Part of the debate – in Westminster Hall at 4:42 pm on 9th January 2013.

Alert me about debates like this

Photo of Zac Goldsmith Zac Goldsmith Conservative, Richmond Park 4:42 pm, 9th January 2013

I thank the right hon. Gentleman for his intervention. I suspect that that is part of the problem, but as I will come to later, I think it is also the case that the agribusiness sector in this country has had a disproportionate impact on policy. That is a point that I hope to impress during the debate.

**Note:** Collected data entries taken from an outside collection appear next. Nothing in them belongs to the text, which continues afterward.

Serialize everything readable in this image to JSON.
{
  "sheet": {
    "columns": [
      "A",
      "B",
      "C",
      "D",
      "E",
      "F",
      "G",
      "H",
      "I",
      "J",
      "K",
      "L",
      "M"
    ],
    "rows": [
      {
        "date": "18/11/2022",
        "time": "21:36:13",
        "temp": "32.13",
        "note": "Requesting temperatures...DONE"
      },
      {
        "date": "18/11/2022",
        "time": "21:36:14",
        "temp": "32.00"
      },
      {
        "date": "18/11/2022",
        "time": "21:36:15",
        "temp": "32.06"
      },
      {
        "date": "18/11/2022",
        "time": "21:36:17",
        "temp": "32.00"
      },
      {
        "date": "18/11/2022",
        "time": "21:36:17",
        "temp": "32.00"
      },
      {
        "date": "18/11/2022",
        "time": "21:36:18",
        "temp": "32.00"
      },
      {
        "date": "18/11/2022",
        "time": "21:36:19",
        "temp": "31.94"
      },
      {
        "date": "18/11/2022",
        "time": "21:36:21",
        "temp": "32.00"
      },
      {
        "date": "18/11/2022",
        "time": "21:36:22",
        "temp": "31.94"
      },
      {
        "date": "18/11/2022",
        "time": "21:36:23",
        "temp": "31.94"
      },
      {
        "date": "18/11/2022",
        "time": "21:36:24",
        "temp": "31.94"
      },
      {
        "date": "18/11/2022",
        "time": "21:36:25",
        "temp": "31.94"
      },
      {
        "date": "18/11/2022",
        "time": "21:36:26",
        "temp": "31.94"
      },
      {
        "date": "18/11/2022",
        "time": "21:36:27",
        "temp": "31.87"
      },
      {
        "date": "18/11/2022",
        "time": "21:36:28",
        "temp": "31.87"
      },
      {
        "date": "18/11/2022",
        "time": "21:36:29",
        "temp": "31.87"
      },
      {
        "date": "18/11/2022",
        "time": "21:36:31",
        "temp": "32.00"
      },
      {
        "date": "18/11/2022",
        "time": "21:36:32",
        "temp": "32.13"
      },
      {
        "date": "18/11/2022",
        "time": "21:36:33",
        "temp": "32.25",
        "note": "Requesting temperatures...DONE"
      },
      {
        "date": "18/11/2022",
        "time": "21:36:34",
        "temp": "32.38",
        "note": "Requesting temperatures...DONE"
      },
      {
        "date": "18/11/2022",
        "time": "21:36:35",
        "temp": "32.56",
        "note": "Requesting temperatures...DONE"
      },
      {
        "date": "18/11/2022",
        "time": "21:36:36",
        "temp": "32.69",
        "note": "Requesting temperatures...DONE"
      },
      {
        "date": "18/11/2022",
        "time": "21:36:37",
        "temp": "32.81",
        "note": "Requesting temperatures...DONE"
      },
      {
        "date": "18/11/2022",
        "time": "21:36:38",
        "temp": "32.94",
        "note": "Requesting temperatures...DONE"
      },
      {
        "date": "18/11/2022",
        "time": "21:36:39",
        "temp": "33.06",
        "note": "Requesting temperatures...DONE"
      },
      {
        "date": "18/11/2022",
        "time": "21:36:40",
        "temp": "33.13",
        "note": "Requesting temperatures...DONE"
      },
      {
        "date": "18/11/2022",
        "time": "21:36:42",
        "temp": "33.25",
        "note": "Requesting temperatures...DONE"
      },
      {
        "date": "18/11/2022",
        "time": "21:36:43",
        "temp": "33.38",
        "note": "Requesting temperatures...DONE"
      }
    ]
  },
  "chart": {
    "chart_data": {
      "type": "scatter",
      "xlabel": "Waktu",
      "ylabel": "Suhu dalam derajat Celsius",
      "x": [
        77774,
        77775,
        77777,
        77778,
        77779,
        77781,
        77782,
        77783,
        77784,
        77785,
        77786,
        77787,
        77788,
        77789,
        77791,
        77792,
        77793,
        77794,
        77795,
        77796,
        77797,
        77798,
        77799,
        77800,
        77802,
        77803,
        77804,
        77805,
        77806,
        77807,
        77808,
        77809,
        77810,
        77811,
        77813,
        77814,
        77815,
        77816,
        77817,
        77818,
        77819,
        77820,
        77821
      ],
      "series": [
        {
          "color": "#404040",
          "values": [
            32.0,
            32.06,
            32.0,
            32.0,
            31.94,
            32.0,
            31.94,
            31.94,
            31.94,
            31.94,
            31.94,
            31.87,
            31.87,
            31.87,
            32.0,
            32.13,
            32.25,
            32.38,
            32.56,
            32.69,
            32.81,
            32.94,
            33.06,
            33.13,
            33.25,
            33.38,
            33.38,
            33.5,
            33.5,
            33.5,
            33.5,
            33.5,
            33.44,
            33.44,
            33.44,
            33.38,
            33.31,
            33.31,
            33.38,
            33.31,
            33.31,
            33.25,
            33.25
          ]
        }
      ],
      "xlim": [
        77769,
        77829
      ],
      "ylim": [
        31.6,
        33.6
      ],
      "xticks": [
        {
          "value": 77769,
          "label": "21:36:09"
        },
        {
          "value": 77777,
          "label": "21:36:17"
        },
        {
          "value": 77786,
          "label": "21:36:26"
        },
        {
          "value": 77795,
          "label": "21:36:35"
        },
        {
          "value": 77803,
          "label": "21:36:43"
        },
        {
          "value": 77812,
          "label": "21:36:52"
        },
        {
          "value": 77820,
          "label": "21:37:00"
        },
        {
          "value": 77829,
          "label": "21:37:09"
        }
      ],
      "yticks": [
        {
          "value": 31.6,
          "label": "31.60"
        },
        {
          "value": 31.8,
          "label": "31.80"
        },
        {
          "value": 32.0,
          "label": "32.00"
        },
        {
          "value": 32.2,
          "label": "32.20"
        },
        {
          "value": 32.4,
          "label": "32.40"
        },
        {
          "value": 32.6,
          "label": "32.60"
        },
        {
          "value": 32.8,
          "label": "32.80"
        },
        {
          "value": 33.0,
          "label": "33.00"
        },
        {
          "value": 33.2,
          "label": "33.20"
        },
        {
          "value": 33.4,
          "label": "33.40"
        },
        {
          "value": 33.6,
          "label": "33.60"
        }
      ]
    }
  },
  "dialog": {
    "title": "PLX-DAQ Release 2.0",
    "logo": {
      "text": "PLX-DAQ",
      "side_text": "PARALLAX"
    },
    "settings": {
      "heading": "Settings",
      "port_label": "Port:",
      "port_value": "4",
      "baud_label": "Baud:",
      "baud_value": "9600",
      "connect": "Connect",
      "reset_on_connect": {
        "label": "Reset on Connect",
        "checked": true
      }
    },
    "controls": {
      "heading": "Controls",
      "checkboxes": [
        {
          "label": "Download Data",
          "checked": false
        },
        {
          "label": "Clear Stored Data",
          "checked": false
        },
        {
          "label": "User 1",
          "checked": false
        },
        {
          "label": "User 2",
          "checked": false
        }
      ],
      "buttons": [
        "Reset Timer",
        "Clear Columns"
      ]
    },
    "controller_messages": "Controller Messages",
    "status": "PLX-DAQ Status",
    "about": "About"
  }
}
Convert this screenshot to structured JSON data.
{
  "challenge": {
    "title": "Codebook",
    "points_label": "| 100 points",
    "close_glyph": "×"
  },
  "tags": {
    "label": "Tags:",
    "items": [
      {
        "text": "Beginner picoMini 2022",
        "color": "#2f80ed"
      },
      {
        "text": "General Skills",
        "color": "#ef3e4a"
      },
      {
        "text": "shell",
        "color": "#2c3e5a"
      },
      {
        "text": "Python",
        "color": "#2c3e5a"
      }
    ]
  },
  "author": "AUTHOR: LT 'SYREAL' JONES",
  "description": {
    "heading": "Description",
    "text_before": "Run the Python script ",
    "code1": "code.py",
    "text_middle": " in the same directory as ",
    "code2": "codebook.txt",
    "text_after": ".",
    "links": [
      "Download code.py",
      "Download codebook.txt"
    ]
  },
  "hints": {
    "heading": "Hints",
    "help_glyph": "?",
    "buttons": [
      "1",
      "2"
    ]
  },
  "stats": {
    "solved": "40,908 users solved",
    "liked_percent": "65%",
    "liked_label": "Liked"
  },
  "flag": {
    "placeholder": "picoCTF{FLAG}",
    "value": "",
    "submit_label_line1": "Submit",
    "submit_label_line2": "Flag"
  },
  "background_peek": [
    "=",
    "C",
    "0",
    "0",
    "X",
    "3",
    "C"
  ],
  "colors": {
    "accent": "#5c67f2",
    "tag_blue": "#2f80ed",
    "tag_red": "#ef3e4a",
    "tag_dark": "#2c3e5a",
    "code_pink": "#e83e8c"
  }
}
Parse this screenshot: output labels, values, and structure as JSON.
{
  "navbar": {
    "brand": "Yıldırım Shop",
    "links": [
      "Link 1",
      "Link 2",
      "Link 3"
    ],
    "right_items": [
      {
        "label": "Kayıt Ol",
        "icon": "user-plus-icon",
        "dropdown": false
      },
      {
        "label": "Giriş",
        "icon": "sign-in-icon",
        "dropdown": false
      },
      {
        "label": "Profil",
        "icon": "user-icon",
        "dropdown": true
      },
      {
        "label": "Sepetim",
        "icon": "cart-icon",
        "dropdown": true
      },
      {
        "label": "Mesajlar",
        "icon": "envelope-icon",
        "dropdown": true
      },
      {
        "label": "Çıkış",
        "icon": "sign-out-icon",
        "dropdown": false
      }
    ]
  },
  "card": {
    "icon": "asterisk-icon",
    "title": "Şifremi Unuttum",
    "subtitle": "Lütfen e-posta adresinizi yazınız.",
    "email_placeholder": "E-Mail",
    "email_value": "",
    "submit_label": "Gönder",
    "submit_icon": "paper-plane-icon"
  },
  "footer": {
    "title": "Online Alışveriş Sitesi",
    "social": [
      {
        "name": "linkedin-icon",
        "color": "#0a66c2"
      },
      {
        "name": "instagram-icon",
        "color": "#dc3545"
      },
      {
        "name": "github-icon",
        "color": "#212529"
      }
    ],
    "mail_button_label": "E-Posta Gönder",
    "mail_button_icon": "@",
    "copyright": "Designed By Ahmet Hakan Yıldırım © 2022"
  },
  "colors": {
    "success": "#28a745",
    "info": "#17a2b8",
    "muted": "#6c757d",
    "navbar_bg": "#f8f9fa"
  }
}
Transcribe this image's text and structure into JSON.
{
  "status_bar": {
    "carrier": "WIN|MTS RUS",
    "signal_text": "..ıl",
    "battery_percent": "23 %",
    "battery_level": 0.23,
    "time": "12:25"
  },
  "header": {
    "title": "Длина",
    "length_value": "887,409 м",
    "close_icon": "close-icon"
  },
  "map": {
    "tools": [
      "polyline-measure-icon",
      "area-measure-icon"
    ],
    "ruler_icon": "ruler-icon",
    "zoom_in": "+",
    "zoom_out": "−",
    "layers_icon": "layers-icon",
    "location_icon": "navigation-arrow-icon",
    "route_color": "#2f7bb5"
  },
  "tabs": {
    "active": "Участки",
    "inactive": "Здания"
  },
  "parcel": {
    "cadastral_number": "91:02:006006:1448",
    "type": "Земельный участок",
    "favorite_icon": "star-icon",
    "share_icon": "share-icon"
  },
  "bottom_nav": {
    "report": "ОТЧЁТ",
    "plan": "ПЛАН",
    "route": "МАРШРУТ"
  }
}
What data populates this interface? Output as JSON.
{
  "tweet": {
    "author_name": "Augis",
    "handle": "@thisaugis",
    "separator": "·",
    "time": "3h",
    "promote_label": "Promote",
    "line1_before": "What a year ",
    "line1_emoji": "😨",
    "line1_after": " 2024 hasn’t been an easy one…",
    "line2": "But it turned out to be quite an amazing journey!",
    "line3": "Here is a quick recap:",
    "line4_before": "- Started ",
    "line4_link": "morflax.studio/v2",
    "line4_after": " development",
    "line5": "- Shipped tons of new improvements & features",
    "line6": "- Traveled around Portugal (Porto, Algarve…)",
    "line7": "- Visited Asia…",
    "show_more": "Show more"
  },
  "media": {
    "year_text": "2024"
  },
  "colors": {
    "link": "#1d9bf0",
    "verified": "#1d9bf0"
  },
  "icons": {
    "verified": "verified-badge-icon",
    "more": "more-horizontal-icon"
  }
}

As I was saying, there has been a near clean sweep of Ministers at both Departments, so this debate provides an opportunity to clarify Government policy. The Government are right to insist on better infection control in hospitals and changes in the way that antibiotics are prescribed by doctors. However, other than the brief answer that I quoted from the former Secretary of State, there has been virtually nothing from the Government that could in any way encourage vets and farmers to be similarly prudent. Not surprisingly, therefore, there has been little progress; on the contrary, analysis by the Soil Association of the Government’s statistics indicates that the overall use of antibiotics per animal on UK farms increased by 18% between 2000 and 2010, while the farm use of third and fourth-generation cephalosporins—drugs described by the Health Protection Agency as hospital workhorses—increased by over 500%.

Furthermore, recently published data from the Veterinary Medicines Directorate show that sales of fluoroquinolone antibiotics for use in veterinary medicine over the past two years have been 70% higher than they were in 2000. It is worth noting that when fluoroquinolones were first licensed for use in poultry in the UK in 1993, there was no registered antibiotic-resistant campylobacter in people who had not been treated with the antibiotics, but by 2007, almost half—46%—the campylobacter food poisoning cases caused by the most common strain were resistant. It is worth noting also that in 2008, the European Food Safety Authority said:

“A major source of human exposure to fluoroquinolone resistance via food appears to be poultry”.

Clearly, antimicrobials should be used to treat sick animals, and I do not think anyone would argue against that.